# Prostatakrebs > Ernährung & Nahrungsergänzungen >  Krebs und Granatapfelsaft

## HWLPORTA

Liebe Mitstreiter,

In der Zeitschrift "Erfahrungsheilkunde" (Haug-Verlag) ist in Heft 8/2007 ein sehr interessanter Artikel erschienen, der sich nach meiner Kenntnis erstmals eingehend und verständlich mit dem Thema Granatafelsaft und Krebserkrankungen befaßt, darunter auch mit dem Prostatakrebs.

Titel: "Granatapfel: Prävention und adjuvante Ernährungstherapie bei Krebserkrankungen" von Jacob, LM.

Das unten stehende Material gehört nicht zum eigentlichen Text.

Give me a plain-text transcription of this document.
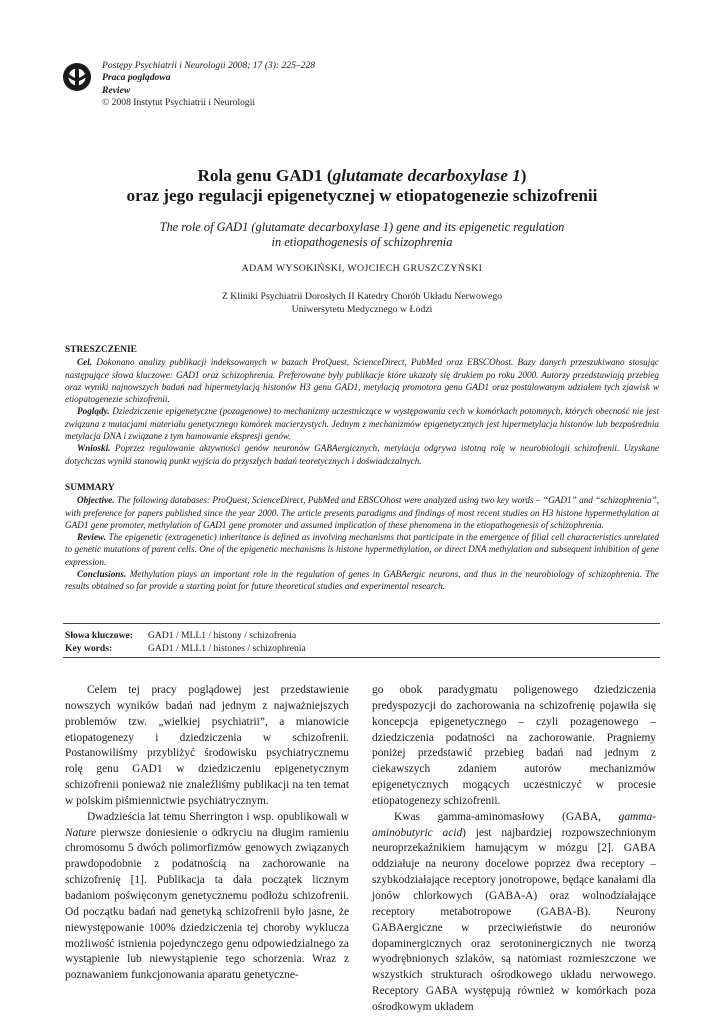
Postępy Psychiatrii i Neurologii 2008; 17 (3): 225–228
Praca poglądowa
Review
© 2008 Instytut Psychiatrii i Neurologii
Rola genu GAD1 (glutamate decarboxylase 1)
oraz jego regulacji epigenetycznej w etiopatogenezie schizofrenii
The role of GAD1 (glutamate decarboxylase 1) gene and its epigenetic regulation
in etiopathogenesis of schizophrenia
ADAM WYSOKIŃSKI, WOJCIECH GRUSZCZYŃSKI
Z Kliniki Psychiatrii Dorosłych II Katedry Chorób Układu Nerwowego
Uniwersytetu Medycznego w Łodzi
STRESZCZENIE

Cel. Dokonano analizy publikacji indeksowanych w bazach ProQuest, ScienceDirect, PubMed oraz EBSCOhost. Bazy danych przeszukiwano stosując następujące słowa kluczowe: GAD1 oraz schizophrenia. Preferowane były publikacje które ukazały się drukiem po roku 2000. Autorzy przedstawiają przebieg oraz wyniki najnowszych badań nad hipermetylacją histonów H3 genu GAD1, metylacją promotora genu GAD1 oraz postulowanym udziałem tych zjawisk w etiopatogenezie schizofrenii.

Poglądy. Dziedziczenie epigenetyczne (pozagenowe) to mechanizmy uczestniczące w występowaniu cech w komórkach potomnych, których obecność nie jest związana z mutacjami materiału genetycznego komórek macierzystych. Jednym z mechanizmów epigenetycznych jest hipermetylacja histonów lub bezpośrednia metylacja DNA i związane z tym hamowanie ekspresji genów.

Wnioski. Poprzez regulowanie aktywności genów neuronów GABAergicznych, metylacja odgrywa istotną rolę w neurobiologii schizofrenii. Uzyskane dotychczas wyniki stanowią punkt wyjścia do przyszłych badań teoretycznych i doświadczalnych.

SUMMARY

Objective. The following databases: ProQuest, ScienceDirect, PubMed and EBSCOhost were analyzed using two key words – “GAD1” and “schizophrenia”, with preference for papers published since the year 2000. The article presents paradigms and findings of most recent studies on H3 histone hypermethylation at GAD1 gene promoter, methylation of GAD1 gene promoter and assumed implication of these phenomena in the etiopathogenesis of schizophrenia.

Review. The epigenetic (extragenetic) inheritance is defined as involving mechanisms that participate in the emergence of filial cell characteristics unrelated to genetic mutations of parent cells. One of the epigenetic mechanisms is histone hypermethylation, or direct DNA methylation and subsequent inhibition of gene expression.

Conclusions. Methylation plays an important role in the regulation of genes in GABAergic neurons, and thus in the neurobiology of schizophrenia. The results obtained so far provide a starting point for future theoretical studies and experimental research.

Słowa kluczowe:	GAD1 / MLL1 / histony / schizofrenia
Key words:	GAD1 / MLL1 / histones / schizophrenia

Celem tej pracy poglądowej jest przedstawienie nowszych wyników badań nad jednym z najważniejszych problemów tzw. „wielkiej psychiatrii”, a mianowicie etiopatogenezy i dziedziczenia w schizofrenii. Postanowiliśmy przybliżyć środowisku psychiatrycznemu rolę genu GAD1 w dziedziczeniu epigenetycznym schizofrenii ponieważ nie znaleźliśmy publikacji na ten temat w polskim piśmiennictwie psychiatrycznym.

Dwadzieścia lat temu Sherrington i wsp. opublikowali w Nature pierwsze doniesienie o odkryciu na długim ramieniu chromosomu 5 dwóch polimorfizmów genowych związanych prawdopodobnie z podatnością na zachorowanie na schizofrenię [1]. Publikacja ta dała początek licznym badaniom poświęconym genetycznemu podłożu schizofrenii. Od początku badań nad genetyką schizofrenii było jasne, że niewystępowanie 100% dziedziczenia tej choroby wyklucza możliwość istnienia pojedynczego genu odpowiedzialnego za wystąpienie lub niewystąpienie tego schorzenia. Wraz z poznawaniem funkcjonowania aparatu genetyczne-

go obok paradygmatu poligenowego dziedziczenia predyspozycji do zachorowania na schizofrenię pojawiła się koncepcja epigenetycznego – czyli pozagenowego – dziedziczenia podatności na zachorowanie. Pragniemy poniżej przedstawić przebieg badań nad jednym z ciekawszych zdaniem autorów mechanizmów epigenetycznych mogących uczestniczyć w procesie etiopatogenezy schizofrenii.

Kwas gamma-aminomasłowy (GABA, gamma-aminobutyric acid) jest najbardziej rozpowszechnionym neuroprzekaźnikiem hamującym w mózgu [2]. GABA oddziałuje na neurony docelowe poprzez dwa receptory – szybkodziałające receptory jonotropowe, będące kanałami dla jonów chlorkowych (GABA-A) oraz wolnodziałające receptory metabotropowe (GABA-B). Neurony GABAergiczne w przeciwieństwie do neuronów dopaminergicznych oraz serotoninergicznych nie tworzą wyodrębnionych szlaków, są natomiast rozmieszczone we wszystkich strukturach ośrodkowego układu nerwowego. Receptory GABA występują również w komórkach poza ośrodkowym układem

Mir liegt die Online-Fassung des Artikels vor. Wegen des erheblichen Umfanges von ca. 5 MB bitte ich nur ernsthaft Interessierte den Artikel bei mir anzufordern.

Freundliche Grüße
HWL

----------


## Schorschel

Lieber Hans,

kannst Du nicht eventuell einige Zeilen zur Quintessenz des Artikels hier einstellen? Ansonsten sende mir den Artikel doch bitte zu; die eMail-Adresse hast Du ja.

Da ich jeden Abend das Elixier zu mir nehme, bin ich sehr gespannt!

Herzliche Grüße

Schorschel

----------


## HWLPORTA

Hallo Schoschel,

Ich werde die Zusammenfassung des Artikels in Kürze in das Forum stellen.
Bei dem Umfang der Original habe ich mich allerdings geirrt. Es sind tatsächlich gut 7 MB ! und nicht 5 MB.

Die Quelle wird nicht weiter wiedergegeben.